Но кто же поет ее?.. Где он теперь?..

Князь начал припоминать, где он, почему он лежит, но и этого не мог припомнить; в голове его было смутно, тяжело, ему казалось, что он только что вышел откуда-то, где его держали в темноте, но как долго — не знает. Время это как будто кануло куда-то, исчезло навсегда, и он снова начал оживать. Из этого темного времени у него в уме только и осталось одно слово: «начинай». Остальное все странно, смутно, непонятно…

Что же это такое?..

А песня все льется и льется, как будто ей и конца нет.

Кто же это поет? Где?

Князь поднял отяжелевшие веки, и глаза его встретились с другими глазами; кротко и ясно смотрели они на него и словно о чем-то спрашивали. Крупные, ясные, с длинными ресницами, они, чудилось ему, обдавали его, как солнцем, своими лучистыми взглядами. Сначала князь видел одни только эти глаза, но потом он рассмотрел и русую маленькую головку. И хорошо ему было смотреть на эту русую маленькую головку и на эти крупные ясные очи…

— Кто ты? — спросил князь, впившись взорами в это стоящее перед ним прекрасное видение.

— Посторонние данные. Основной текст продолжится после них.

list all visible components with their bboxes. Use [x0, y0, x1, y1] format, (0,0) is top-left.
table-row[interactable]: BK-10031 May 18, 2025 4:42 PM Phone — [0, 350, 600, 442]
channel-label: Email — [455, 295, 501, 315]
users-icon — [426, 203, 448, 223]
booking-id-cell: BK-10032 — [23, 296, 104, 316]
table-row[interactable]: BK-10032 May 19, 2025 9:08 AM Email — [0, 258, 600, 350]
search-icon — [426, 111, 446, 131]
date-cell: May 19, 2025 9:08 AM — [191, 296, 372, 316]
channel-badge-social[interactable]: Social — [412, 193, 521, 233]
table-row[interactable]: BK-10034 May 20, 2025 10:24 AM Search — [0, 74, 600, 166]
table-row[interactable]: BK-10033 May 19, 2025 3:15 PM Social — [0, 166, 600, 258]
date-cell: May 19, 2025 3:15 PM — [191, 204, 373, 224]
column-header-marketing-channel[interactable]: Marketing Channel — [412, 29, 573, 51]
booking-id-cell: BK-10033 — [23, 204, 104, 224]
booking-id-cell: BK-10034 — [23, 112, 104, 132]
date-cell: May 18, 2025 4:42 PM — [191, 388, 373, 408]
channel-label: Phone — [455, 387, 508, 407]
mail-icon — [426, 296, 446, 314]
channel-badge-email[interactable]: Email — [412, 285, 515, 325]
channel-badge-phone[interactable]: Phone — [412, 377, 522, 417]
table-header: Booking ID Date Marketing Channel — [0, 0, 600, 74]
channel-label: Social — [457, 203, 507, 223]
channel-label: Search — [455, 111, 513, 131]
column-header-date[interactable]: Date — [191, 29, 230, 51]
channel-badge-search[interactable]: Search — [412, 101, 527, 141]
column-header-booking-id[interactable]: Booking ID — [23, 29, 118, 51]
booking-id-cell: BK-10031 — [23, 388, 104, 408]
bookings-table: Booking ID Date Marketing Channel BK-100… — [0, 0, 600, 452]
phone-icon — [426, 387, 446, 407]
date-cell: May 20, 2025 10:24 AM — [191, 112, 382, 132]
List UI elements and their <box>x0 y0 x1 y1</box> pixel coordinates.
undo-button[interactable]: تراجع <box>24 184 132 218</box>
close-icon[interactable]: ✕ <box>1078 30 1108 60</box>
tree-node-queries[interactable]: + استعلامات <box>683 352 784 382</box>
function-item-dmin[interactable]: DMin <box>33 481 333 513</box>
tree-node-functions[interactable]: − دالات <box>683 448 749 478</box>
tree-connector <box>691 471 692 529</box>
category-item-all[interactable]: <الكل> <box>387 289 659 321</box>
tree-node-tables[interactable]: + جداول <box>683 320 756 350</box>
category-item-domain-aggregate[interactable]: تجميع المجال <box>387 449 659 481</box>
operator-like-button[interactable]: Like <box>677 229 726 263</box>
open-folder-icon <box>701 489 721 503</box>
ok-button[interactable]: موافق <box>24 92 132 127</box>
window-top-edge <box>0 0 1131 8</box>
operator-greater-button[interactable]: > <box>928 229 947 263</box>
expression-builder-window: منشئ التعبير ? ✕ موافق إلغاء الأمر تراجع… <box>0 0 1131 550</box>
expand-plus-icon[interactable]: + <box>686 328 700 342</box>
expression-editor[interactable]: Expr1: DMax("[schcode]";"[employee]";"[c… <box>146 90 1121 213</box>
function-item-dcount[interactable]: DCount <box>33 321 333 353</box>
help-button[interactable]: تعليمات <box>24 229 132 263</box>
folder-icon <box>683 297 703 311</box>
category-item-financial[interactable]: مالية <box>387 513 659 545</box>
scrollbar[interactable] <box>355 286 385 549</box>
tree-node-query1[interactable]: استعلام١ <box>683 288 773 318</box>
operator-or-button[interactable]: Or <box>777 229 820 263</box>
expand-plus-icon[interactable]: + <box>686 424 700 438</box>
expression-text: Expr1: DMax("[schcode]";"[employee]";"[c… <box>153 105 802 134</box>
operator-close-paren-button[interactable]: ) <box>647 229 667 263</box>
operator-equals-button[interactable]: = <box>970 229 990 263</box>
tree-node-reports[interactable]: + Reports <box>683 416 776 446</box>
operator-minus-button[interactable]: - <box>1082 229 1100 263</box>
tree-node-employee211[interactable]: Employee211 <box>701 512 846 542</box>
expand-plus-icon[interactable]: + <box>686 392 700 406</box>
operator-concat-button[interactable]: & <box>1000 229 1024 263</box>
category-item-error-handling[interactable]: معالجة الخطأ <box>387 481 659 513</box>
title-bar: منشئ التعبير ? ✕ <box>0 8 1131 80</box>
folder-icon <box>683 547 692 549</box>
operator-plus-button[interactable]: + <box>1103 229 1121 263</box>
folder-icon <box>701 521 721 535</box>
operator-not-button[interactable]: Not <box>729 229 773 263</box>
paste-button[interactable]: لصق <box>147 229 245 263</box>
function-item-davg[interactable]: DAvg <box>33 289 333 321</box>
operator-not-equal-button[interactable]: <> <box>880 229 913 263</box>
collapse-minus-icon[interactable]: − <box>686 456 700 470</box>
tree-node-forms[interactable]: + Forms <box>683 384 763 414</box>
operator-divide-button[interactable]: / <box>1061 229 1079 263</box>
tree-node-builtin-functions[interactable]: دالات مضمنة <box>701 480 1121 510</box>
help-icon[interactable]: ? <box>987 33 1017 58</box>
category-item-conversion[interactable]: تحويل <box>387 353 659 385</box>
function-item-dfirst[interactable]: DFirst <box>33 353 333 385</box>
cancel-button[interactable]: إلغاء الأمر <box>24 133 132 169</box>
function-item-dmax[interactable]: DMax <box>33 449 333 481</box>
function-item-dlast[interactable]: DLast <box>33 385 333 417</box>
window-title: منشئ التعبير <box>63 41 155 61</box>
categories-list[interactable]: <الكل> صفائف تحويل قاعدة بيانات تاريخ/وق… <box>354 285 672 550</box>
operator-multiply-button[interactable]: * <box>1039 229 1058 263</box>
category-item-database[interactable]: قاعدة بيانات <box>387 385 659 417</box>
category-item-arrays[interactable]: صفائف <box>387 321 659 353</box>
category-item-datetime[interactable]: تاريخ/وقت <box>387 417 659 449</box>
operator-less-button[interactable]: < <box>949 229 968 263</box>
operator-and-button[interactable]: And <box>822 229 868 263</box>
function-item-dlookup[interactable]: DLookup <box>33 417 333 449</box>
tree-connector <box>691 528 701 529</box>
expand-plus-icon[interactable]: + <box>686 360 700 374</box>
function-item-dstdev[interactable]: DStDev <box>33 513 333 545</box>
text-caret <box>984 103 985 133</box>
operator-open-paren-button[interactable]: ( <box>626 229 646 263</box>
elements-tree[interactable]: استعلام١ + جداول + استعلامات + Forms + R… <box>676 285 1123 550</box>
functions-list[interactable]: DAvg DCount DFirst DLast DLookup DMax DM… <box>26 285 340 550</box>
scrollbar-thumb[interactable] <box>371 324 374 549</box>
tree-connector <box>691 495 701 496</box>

— Юрица, — послышалось ему в ответ, — внучка Будли, старого князя. Ты у нас.

Князь молчал.

Но он хорошо знал старого князя Будли, отпустившего его на бой с поработителями родины; он даже помнил ту минуту, когда старый князь, впиваясь в него своими безжизненными глазами, как бы хотел постигнуть его сокровенные мысли, измерить силу его воли для предстоящей борьбы, и потом, тихо положив на его голову старческую свою руку, знаменательно проговорил: «Мы погибнем, но дети наши, славяне, создадут великое царство и будут великим народом. Прольем же для детей наших кровь свою, дабы они польстились нашим примером и не забыли нас!»